Open GoogleCodeExporter opened 8 years ago

GoogleCodeExporter commented 8 years ago

    def bnc(self, triple, *av, **kw):
        """                                                                                                                   
        Return the BNode closure(s) for triples that are matched                                                              
        by the given "triple". Any additional positional or keyword                                                           
        arguments are passed to the constructor for the new graph.                                                            
        """
        result = Graph(*av, **kw)
        for s,p,o in self.triples(triple):
            result.add((s,p,o))
            if isinstance(o, BNode):
                result += self.bnc((o, None, None))
        return result

Original issue reported on code.google.com by wwai...@gmail.com on 22 Jul 2010 at 4:05

GoogleCodeExporter commented 8 years ago

Supporting methods:

    def one(self, triple):
        """
        Return one matching "triple" or "None"
        """
        for statement in self.triples(triple):
            return statement

    def exists(self, triple):
        """
        Return "True" if "triple" exists in the graph, "False" otherwise
        """
        statement = self.one(triple)
        if statement is not None:
            return True
        return False

Original comment by wwai...@gmail.com on 3 Nov 2010 at 10:36

GoogleCodeExporter commented 8 years ago

improved original function that won't loop in case of silly bnode loops (thanks 
gromgull): 

   def bnc(self, triple, *av, **kw):
        """                                                                                                                   
        Return the BNode closure(s) for triples that are matched                                                              
        by the given "triple". Any additional positional or keyword                                                           
        arguments are passed to the constructor for the new graph.                                                            
        """
        result = Graph(*av, **kw)
        for s,p,o in self.triples(triple):
            result.add((s,p,o))
            if isinstance(o, BNode) and not result.exists((o, None, None)):
                result += self.bnc((o, None, None))
        return result

Original comment by wwai...@gmail.com on 3 Nov 2010 at 10:38

GoogleCodeExporter commented 8 years ago

This code comes from:

    http://knowledgeforge.net/pdw/ordf/file/tip/ordf/graph.py

Original comment by wwai...@gmail.com on 3 Nov 2010 at 10:43

GoogleCodeExporter commented 8 years ago

Graphs support the `in` operator, so `exists` is unnecessary, I believe.

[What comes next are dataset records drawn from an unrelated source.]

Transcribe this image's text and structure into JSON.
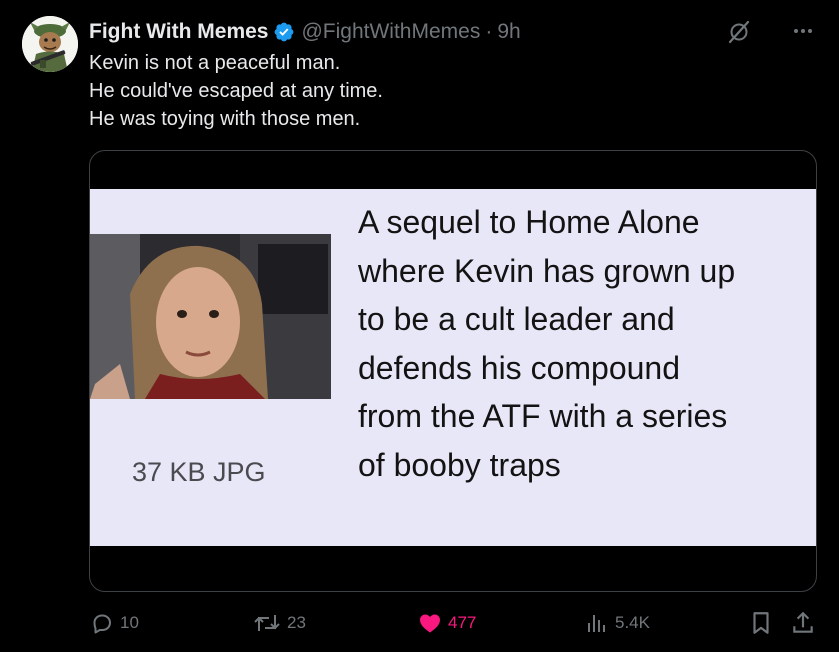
{
  "author": {
    "display_name": "Fight With Memes",
    "handle": "@FightWithMemes",
    "separator": "·",
    "time": "9h",
    "verified": true,
    "avatar_icon": "soldier-cartoon-avatar"
  },
  "tweet": {
    "lines": [
      "Kevin is not a peaceful man.",
      "He could've escaped at any time.",
      "He was toying with those men."
    ]
  },
  "media": {
    "file_label": "37 KB JPG",
    "caption_lines": [
      "A sequel to Home Alone",
      "where Kevin has grown up",
      "to be a cult leader and",
      "defends his compound",
      "from the ATF with a series",
      "of booby traps"
    ]
  },
  "actions": {
    "replies": "10",
    "reposts": "23",
    "likes": "477",
    "views": "5.4K"
  },
  "colors": {
    "background": "#000000",
    "text_primary": "#e7e9ea",
    "text_secondary": "#71767b",
    "verified_blue": "#1d9bf0",
    "like_pink": "#f91880",
    "meme_background": "#e8e7f8"
  }
}
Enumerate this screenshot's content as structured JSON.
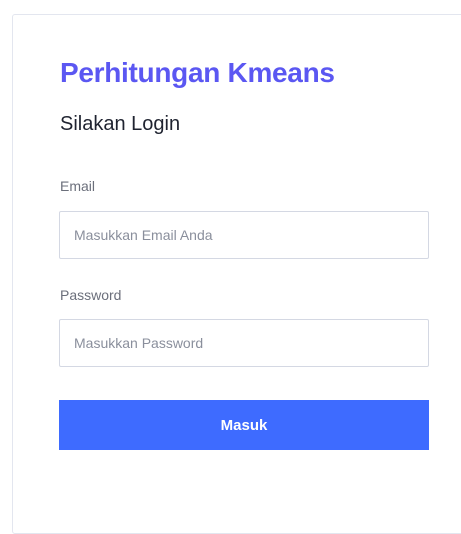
{
  "login": {
    "title": "Perhitungan Kmeans",
    "subtitle": "Silakan Login",
    "email_label": "Email",
    "email_placeholder": "Masukkan Email Anda",
    "email_value": "",
    "password_label": "Password",
    "password_placeholder": "Masukkan Password",
    "password_value": "",
    "submit_label": "Masuk"
  },
  "colors": {
    "title": "#5b57f2",
    "button_bg": "#3e6bff",
    "border": "#d4d8e3"
  }
}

Original comment by vfaronov on 5 Nov 2010 at 10:46

GoogleCodeExporter commented 8 years ago

one() should raise an exception instead of returning None. The functionality is 
the same either way (though the exception can include a helpful message), but 
with None, every caller is obligated to check the type of the output. 
Forgetting to do so will lead to TypeErrors later on (when someone tries to 
unpack the None value). 

'bnc' should have a descriptive name, possibly 'bnode_closure' or 
'bnode_closure_graph'. Why doesn't a subject (or predicate) bnode cause 
recursion? (None, FOAF.name, Literal("Drew")) might be the IFP that I use to 
find a person, and wouldn't bnode_closure be the right way to get the other 
triples about that person? If I'm getting the use case wrong, please revise the 
docstring to explain why only objects are checked for BNode.

Original comment by drewpca on 6 Nov 2010 at 7:28